Marqué par la terreur, par la disparition, par l’horreur, le militant Saleh apprend des uns et des autres que la seule issue est de recomposer un monde. Ayant été écrite après la vague de réfugiés venus de Syrie, d’Irak et du Moyen-Orient en 2015 et publiée un an avant l’invasion de l’Ukraine par Poutine le 24 février 2022, cette enquête parle d’une seule et même chose, la possibilité pour le réfugié, celui qui a « le droit d’avoir des droits », de trouver temporairement un monde, d’habiter quelque part.

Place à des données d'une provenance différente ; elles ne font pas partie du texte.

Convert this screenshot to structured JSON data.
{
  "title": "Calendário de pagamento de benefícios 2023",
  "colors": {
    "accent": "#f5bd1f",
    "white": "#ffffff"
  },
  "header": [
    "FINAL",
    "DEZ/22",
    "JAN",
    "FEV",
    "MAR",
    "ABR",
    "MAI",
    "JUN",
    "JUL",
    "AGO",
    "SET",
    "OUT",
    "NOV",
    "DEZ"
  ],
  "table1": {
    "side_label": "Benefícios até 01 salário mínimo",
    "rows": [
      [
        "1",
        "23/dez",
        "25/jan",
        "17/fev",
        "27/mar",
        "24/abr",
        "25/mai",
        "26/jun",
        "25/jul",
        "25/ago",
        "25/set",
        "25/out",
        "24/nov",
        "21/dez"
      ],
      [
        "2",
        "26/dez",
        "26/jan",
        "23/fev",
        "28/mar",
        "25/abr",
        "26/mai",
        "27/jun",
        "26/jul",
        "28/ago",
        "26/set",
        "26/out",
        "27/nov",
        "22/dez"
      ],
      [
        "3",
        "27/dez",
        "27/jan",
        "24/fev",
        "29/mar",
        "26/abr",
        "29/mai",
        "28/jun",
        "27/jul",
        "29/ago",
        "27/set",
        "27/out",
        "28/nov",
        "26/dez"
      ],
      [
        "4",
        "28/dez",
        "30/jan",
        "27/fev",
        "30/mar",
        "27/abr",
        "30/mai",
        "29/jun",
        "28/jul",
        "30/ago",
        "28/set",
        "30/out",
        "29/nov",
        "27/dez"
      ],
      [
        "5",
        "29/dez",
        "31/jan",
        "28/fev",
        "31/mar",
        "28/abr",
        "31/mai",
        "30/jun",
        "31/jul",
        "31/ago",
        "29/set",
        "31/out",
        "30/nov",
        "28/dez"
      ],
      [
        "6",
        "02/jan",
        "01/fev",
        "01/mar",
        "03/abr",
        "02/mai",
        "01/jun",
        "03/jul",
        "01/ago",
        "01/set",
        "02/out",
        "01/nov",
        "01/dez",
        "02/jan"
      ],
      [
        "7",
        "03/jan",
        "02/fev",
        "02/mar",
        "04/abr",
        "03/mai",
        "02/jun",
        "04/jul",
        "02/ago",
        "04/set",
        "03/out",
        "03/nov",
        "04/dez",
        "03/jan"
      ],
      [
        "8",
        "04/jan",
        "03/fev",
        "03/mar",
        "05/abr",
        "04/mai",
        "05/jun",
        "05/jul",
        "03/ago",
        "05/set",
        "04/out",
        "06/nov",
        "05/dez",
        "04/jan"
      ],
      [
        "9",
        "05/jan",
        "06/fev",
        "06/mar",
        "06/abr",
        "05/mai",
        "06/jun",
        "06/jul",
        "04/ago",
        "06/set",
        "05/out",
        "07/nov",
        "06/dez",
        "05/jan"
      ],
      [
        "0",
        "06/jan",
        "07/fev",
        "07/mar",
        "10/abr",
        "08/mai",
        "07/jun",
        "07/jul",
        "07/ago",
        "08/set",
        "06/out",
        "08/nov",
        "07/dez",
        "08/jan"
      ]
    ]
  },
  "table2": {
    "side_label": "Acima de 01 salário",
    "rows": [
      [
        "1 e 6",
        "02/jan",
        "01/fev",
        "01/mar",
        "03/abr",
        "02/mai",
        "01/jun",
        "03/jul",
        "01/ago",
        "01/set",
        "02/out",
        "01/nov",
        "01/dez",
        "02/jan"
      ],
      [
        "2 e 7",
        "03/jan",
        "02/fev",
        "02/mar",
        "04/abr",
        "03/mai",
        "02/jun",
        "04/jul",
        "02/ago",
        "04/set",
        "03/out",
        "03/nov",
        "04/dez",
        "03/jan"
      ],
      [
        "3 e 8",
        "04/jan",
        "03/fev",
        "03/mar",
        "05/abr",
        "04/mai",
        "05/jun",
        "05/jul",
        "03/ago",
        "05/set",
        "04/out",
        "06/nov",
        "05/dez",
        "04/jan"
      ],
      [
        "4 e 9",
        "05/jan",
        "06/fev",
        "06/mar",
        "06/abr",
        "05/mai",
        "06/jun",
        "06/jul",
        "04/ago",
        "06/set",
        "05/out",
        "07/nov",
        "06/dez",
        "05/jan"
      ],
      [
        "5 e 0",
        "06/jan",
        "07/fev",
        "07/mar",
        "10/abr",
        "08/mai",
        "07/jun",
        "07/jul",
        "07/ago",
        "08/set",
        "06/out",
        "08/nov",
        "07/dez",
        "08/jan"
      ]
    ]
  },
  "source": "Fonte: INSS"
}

Ce livre manifeste ainsi un désir de faire mémoire, de rendre justice et de penser la nouvelle phase qui s’ouvre pour les Syriens, mais aussi pour nous, et qu’il résume, à l’intention de ses interlocuteurs européens, en une seule phrase : « La Syrie est votre futur. » Cette formule a bien sûr un double sens mais, aujourd’hui que les bombes de Poutine pleuvent sur les villes d’Ukraine, ces mots ne s’oublient pas. Cette conversation intérieure autant que politique, où Justine Augier a toute sa part, n’a rien d’un traité abstrait et Saleh continue à écrire des lettres à sa femme disparue. « Je n’ai pas de grands espoirs et en même temps je suis immunisé contre le désespoir », lui dit-il en évoquant la révolution et en souhaitant que l’histoire des comités locaux créés lors des soulèvements puisse un jour être écrite, « parce qu’il y a là, au beau milieu des ruines, une expérience sur laquelle se poser, et construire ». Ne pas céder à la force est une espèce de miracle, encore faut-il croire qu’un miracle est possible, ou plutôt le miracle est de croire qu’il y a encore des possibles. C’est le cas de ceux qui agitent une mémoire qui ne peut ni ne veut oublier, afin qu’un jour peut-être justice soit rendue2.
- 1. Justine Augier, De l’ardeur. Histoire de Razan Zaitouneh, avocate syrienne, Arles, Actes Sud, 2017.
- 2. Voir Catherine Coquio, Joël Hubrecht, Naïla Mansour et Farouk Mardam-Bey (sous la dir. de), Syrie, le pays brûlé (2011-2021). Le livre noir des Assad, Paris, Seuil, à paraître en septembre 2022.